Marine Le Pen était à nouveau auditionnée ce mercredi dans le cadre du procès en appel des assistants parlementaires du FN. La cheffe de file des députés RN a dû répondre sur plusieurs cas d'assistants parlementaires payés par le Parlement européen mais soupçonnés d'avoir en réalité travaillé pour le parti.
Pour le deuxième jour consécutif, Marine Le Pen était auditionnée dans le cadre du procès en appel des assistants parlementaires du FN. Ce mercredi, toute la stratégie de Marine Le Pen a consisté à nier l'existence d'un système de financement dont elle aurait été à la tête.
"Il peut y avoir des cas particuliers"
Elle l’a dit et répété, et cela revêt une importance cruciale pour elle, car cela ferait tomber l’accusation qui la présente comme la tête pensante de ce prétendu système.
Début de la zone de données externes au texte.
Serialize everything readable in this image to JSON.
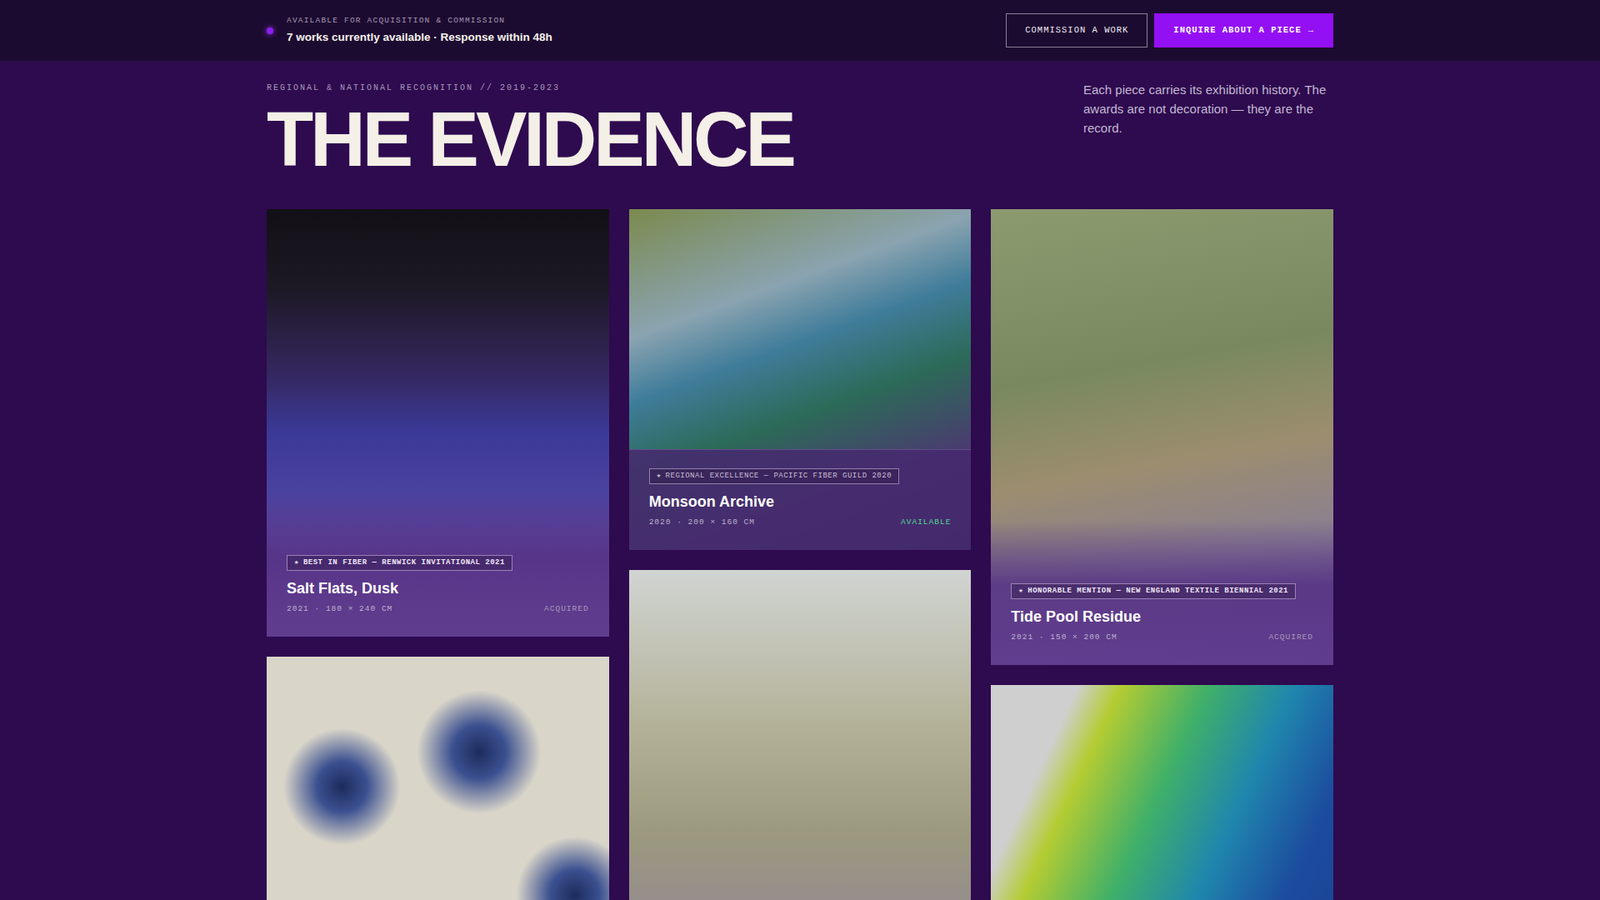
{
  "topbar": {
    "eyebrow": "AVAILABLE FOR ACQUISITION & COMMISSION",
    "summary": "7 works currently available · Response within 48h",
    "buttons": [
      {
        "label": "COMMISSION A WORK",
        "kind": "outline",
        "icon": ""
      },
      {
        "label": "INQUIRE ABOUT A PIECE",
        "kind": "primary",
        "icon": "→"
      }
    ]
  },
  "section": {
    "eyebrow": "REGIONAL & NATIONAL RECOGNITION // 2019-2023",
    "title": "THE EVIDENCE",
    "intro": "Each piece carries its exhibition history. The awards are not decoration — they are the record."
  },
  "works": [
    {
      "kind": "captioned",
      "title": "Salt Flats, Dusk",
      "meta": "2021 · 180 × 240 CM",
      "status": "ACQUIRED",
      "available": false,
      "award": {
        "icon": "★",
        "text": "BEST IN FIBER — RENWICK INVITATIONAL 2021"
      }
    },
    {
      "kind": "captioned",
      "title": "Monsoon Archive",
      "meta": "2020 · 200 × 160 CM",
      "status": "AVAILABLE",
      "available": true,
      "award": {
        "icon": "★",
        "text": "REGIONAL EXCELLENCE — PACIFIC FIBER GUILD 2020"
      }
    },
    {
      "kind": "captioned",
      "title": "Tide Pool Residue",
      "meta": "2021 · 150 × 200 CM",
      "status": "ACQUIRED",
      "available": false,
      "award": {
        "icon": "★",
        "text": "HONORABLE MENTION — NEW ENGLAND TEXTILE BIENNIAL 2021"
      }
    },
    {
      "kind": "image"
    },
    {
      "kind": "image"
    },
    {
      "kind": "image"
    }
  ]
}
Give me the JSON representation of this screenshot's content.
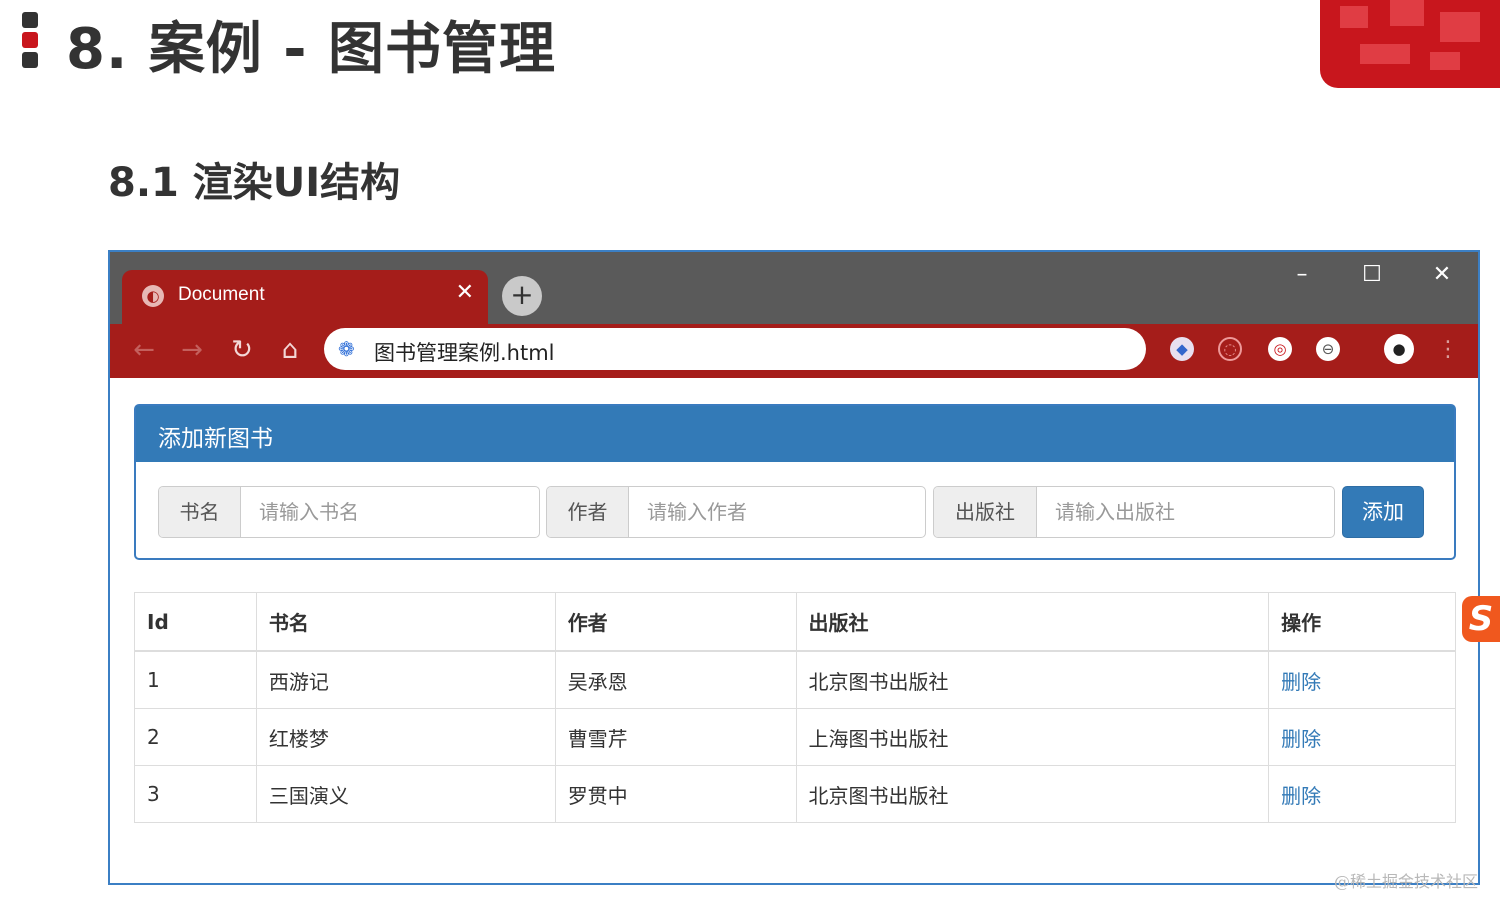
{
  "slide": {
    "title": "8. 案例 - 图书管理",
    "subtitle": "8.1 渲染UI结构"
  },
  "browser": {
    "tab_title": "Document",
    "tab_close_icon": "close-icon",
    "new_tab_label": "+",
    "window_controls": {
      "minimize": "–",
      "maximize": "☐",
      "close": "✕"
    },
    "nav": {
      "back": "←",
      "forward": "→",
      "reload": "↻",
      "home": "⌂"
    },
    "address": "图书管理案例.html",
    "menu": "⋮"
  },
  "panel": {
    "title": "添加新图书",
    "fields": [
      {
        "label": "书名",
        "placeholder": "请输入书名"
      },
      {
        "label": "作者",
        "placeholder": "请输入作者"
      },
      {
        "label": "出版社",
        "placeholder": "请输入出版社"
      }
    ],
    "add_button": "添加"
  },
  "table": {
    "headers": [
      "Id",
      "书名",
      "作者",
      "出版社",
      "操作"
    ],
    "rows": [
      {
        "id": "1",
        "name": "西游记",
        "author": "吴承恩",
        "publisher": "北京图书出版社",
        "action": "删除"
      },
      {
        "id": "2",
        "name": "红楼梦",
        "author": "曹雪芹",
        "publisher": "上海图书出版社",
        "action": "删除"
      },
      {
        "id": "3",
        "name": "三国演义",
        "author": "罗贯中",
        "publisher": "北京图书出版社",
        "action": "删除"
      }
    ]
  },
  "watermark": "@稀土掘金技术社区",
  "colors": {
    "accent": "#c8161d",
    "primary": "#337ab7",
    "tab": "#a51d1a"
  }
}
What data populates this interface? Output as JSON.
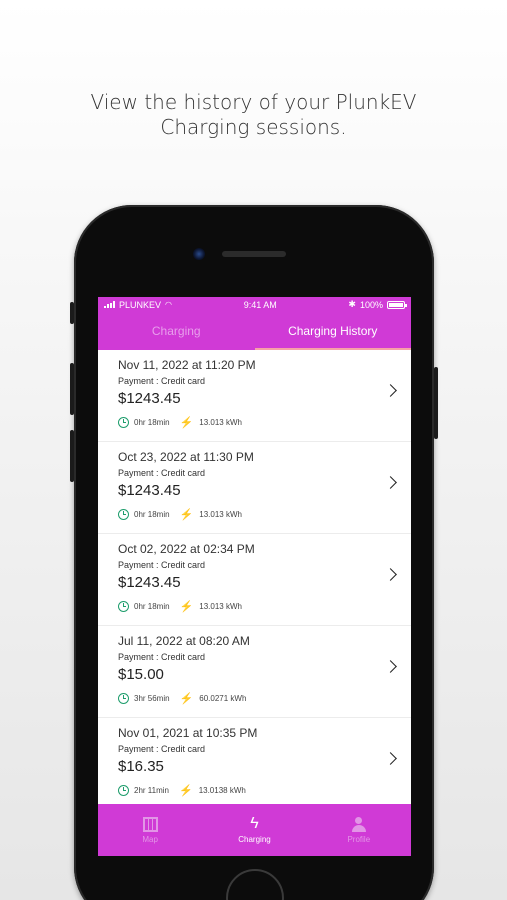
{
  "headline": {
    "line1": "View the history of your PlunkEV",
    "line2": "Charging sessions."
  },
  "status_bar": {
    "carrier": "PLUNKEV",
    "time": "9:41 AM",
    "battery": "100%"
  },
  "tabs": [
    {
      "label": "Charging",
      "active": false
    },
    {
      "label": "Charging History",
      "active": true
    }
  ],
  "sessions": [
    {
      "date": "Nov 11, 2022 at 11:20 PM",
      "payment": "Payment : Credit card",
      "amount": "$1243.45",
      "duration": "0hr 18min",
      "energy": "13.013 kWh"
    },
    {
      "date": "Oct 23, 2022 at 11:30 PM",
      "payment": "Payment : Credit card",
      "amount": "$1243.45",
      "duration": "0hr 18min",
      "energy": "13.013 kWh"
    },
    {
      "date": "Oct 02, 2022 at 02:34 PM",
      "payment": "Payment : Credit card",
      "amount": "$1243.45",
      "duration": "0hr 18min",
      "energy": "13.013 kWh"
    },
    {
      "date": "Jul 11, 2022 at 08:20 AM",
      "payment": "Payment : Credit card",
      "amount": "$15.00",
      "duration": "3hr 56min",
      "energy": "60.0271 kWh"
    },
    {
      "date": "Nov 01, 2021 at 10:35 PM",
      "payment": "Payment : Credit card",
      "amount": "$16.35",
      "duration": "2hr 11min",
      "energy": "13.0138 kWh"
    }
  ],
  "bottom_nav": [
    {
      "label": "Map",
      "icon": "map-icon",
      "active": false
    },
    {
      "label": "Charging",
      "icon": "bolt-icon",
      "active": true
    },
    {
      "label": "Profile",
      "icon": "person-icon",
      "active": false
    }
  ],
  "colors": {
    "brand": "#d03ad6",
    "accent_green": "#1e9d6c",
    "tab_indicator": "#f7a1a8"
  }
}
Face aux questions précises de la présidente de la cour d’appel, Marine Le Pen conteste, minimise, esquive, parfois avec une certaine habileté, parfois contre l’évidence, comme sur le cas de Julien Odoul.
Ce dernier a avoué ne pas avoir travaillé pour sa députée de l’époque tout en étant rémunéré par le parti. "Il peut y avoir des cas particuliers", concède-t-elle, "mais je trouve injuste de juger l’ensemble des situations en même temps".
En fin d’audition, l’avocat de Marine Le Pen, Me Bosselut, égrène un à un les noms d’une dizaine d’assistants parlementaires de l’époque. "Les connaissez-vous ?", demande-t-il à sa cliente, qui répond par la négative.
L'objectif ? Démontrer qu'elle a laissé aux eurodéputés de son parti une totale liberté dans le recrutement de leurs assistants et donc qu'elle n'a pas pu organiser un quelconque système pour financer le FN avec l'argent du Parlement européen.
Le face-à-face avec la présidente est intense, une bataille rhétorique, technique, rugueuse et comme en première instance, une vraie confrontation de points de vue sur le fond de l'affaire.